The Woodlands-based Anadako Petroleum Corp.  (NYSE: APC) officially terminated its previously announced acquisition deal with Chevron (NYSE: CVX) on May 9, the same day that the California-based energy giant bowed out of a bidding war over the company.

Houston-based Occidental Petroleum Corp.  (NYSE: OXY) came out on top in that fight. The companies also announced May 9 that they have entered into a definitive merger agreement for Occidental to acquire Anadarok.

Anadarko paid a $1 billion breakup fee to cancel the Chevron deal, as expected. Glenn Vangolen, Occidental’s senior vice president of business support, will lead the integration of the two companies with a team including representatives from both, according to a May 9 press release from Occidental.
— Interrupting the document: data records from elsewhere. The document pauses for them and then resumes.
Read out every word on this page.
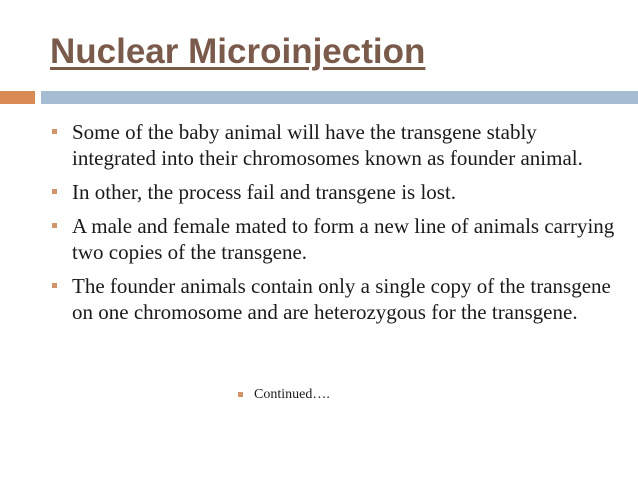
Nuclear Microinjection
Some of the baby animal will have the transgene stably integrated into their chromosomes known as founder animal.
In other, the process fail and transgene is lost.
A male and female mated to form a new line of animals carrying two copies of the transgene.
The founder animals contain only a single copy of the transgene on one chromosome and are heterozygous for the transgene.
Continued….
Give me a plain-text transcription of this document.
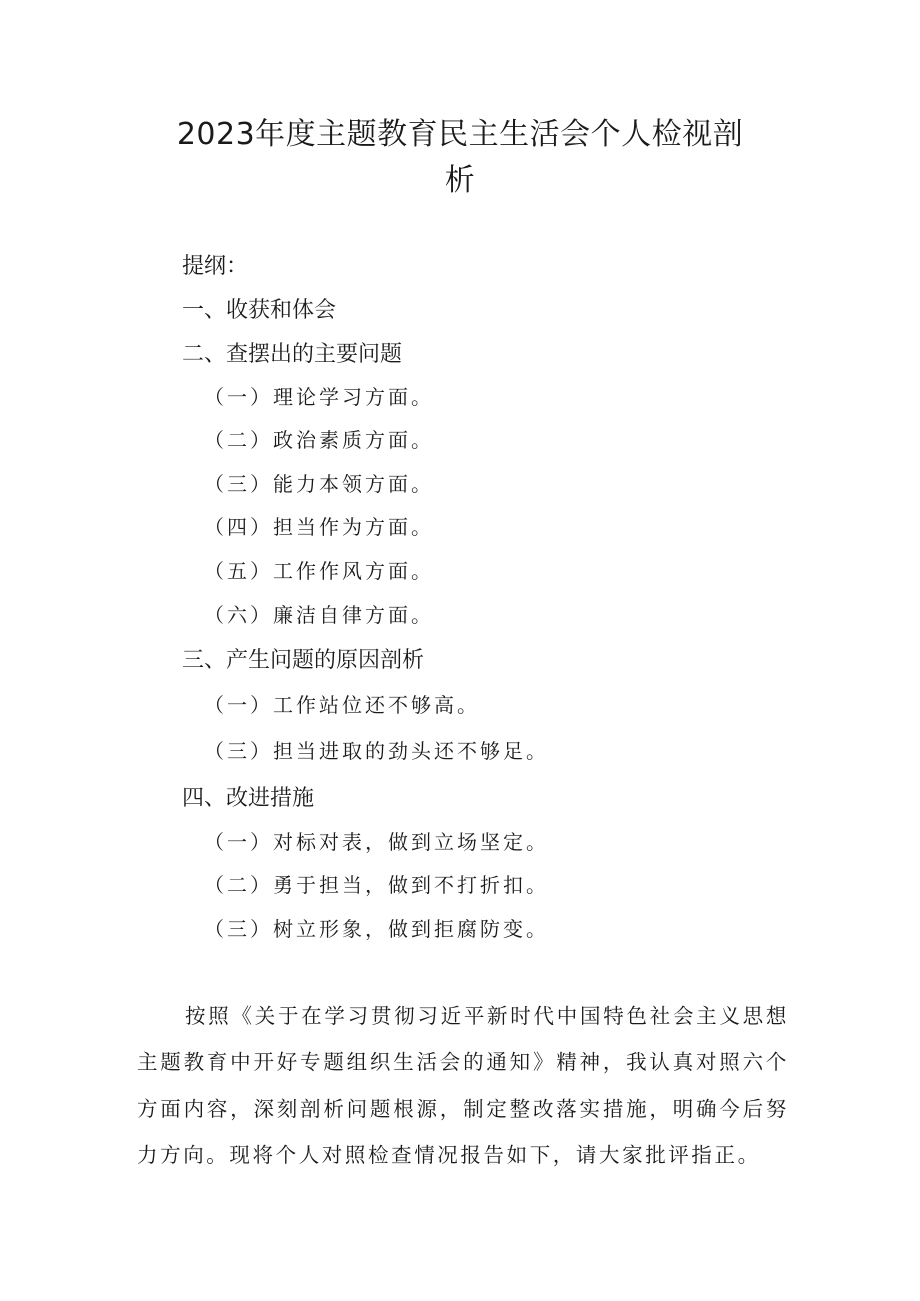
2023年度主题教育民主生活会个人检视剖
析

提纲：

一、收获和体会

二、查摆出的主要问题

（一）理论学习方面。

（二）政治素质方面。

（三）能力本领方面。

（四）担当作为方面。

（五）工作作风方面。

（六）廉洁自律方面。

三、产生问题的原因剖析

（一）工作站位还不够高。

（三）担当进取的劲头还不够足。

四、改进措施

（一）对标对表，做到立场坚定。

（二）勇于担当，做到不打折扣。

（三）树立形象，做到拒腐防变。

按照《关于在学习贯彻习近平新时代中国特色社会主义思想主题教育中开好专题组织生活会的通知》精神，我认真对照六个方面内容，深刻剖析问题根源，制定整改落实措施，明确今后努力方向。现将个人对照检查情况报告如下，请大家批评指正。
As previously announced, Anadarko shareholders will receive $59 in cash and 0.2934 of a share of OXY per share of APC. When Occidental sent that offer to Anadarko on May 5, it was valued at $76 per share. The equity purchase price of the offer was valued at $38 billion, and the deal’s total transaction value is $57 billion, including the assumption of Anadarko’s debt.

Occidental’s prior offer on April 24 also was valued at $76 per share. However, the finalized deal is for 78 percent cash and 22 percent stock, whereas the proposal announced on April 24 was a 50-50 split. When the deal for Chevron to acquire Anadarko was first announced on April 12, it was valued at $65 per share, consisting of 25 percent cash and 75 percent stock. That deal had an enterprise value of $50 billion. Based on Chevron’s stock price, the deal’s value was down to $61.62 per share as of May 3.

Additionally, Occidental’s finalized offer does not require approval by the company’s shareholders, but it does require Anadarko shareholders to approve it. Occidental has obtained committed financing for the entire cash portion of the aggregate transaction. The deal is supported by a $10 billion commitment from billionaire Warren Buffet’s Berkshire Hathaway Inc. (NYSE: BRK.A, BRK.B) and an agreement from Paris-based Total SA (NYSE: TOT) to buy $8.8 billion in assets. The Total deal represents a major portion of the $10 billion to $15 billion in divestitures that Occidental plans to make over the next 12 to 24 months. Occidental expects it could close the Anadarko deal in the second half of 2019 and that the acquisition would create $2 billion of annual cost synergies and $1.5 billion of annual capital reductions.

“We are pleased to have reached an agreement with Occidental that delivers significant, near-term value to our shareholders,” Al Walker, chairman and CEO of Anadarko, said in the company’s May 9 press release. “Anadarko’s employees have strategically assembled a premier portfolio of world-class assets, and this transaction would not have been possible without our board’s leadership over the past several months. We are proud of the substantial premium we have delivered to our shareholders and look forward to working with Occidental to ensure a smooth transition.”

Goldman Sachs & Co. LLC, Evercore, and Jefferies LLC are acting as financial advisers to Anadarko. Wachtell, Lipton, Rosen & Katz is acting as legal adviser to Anadarko. Bank of America Merrill Lynch and Citi are acting as Occidental’s financial advisers. Cravath, Swaine & Moore LLP is serving as legal counsel.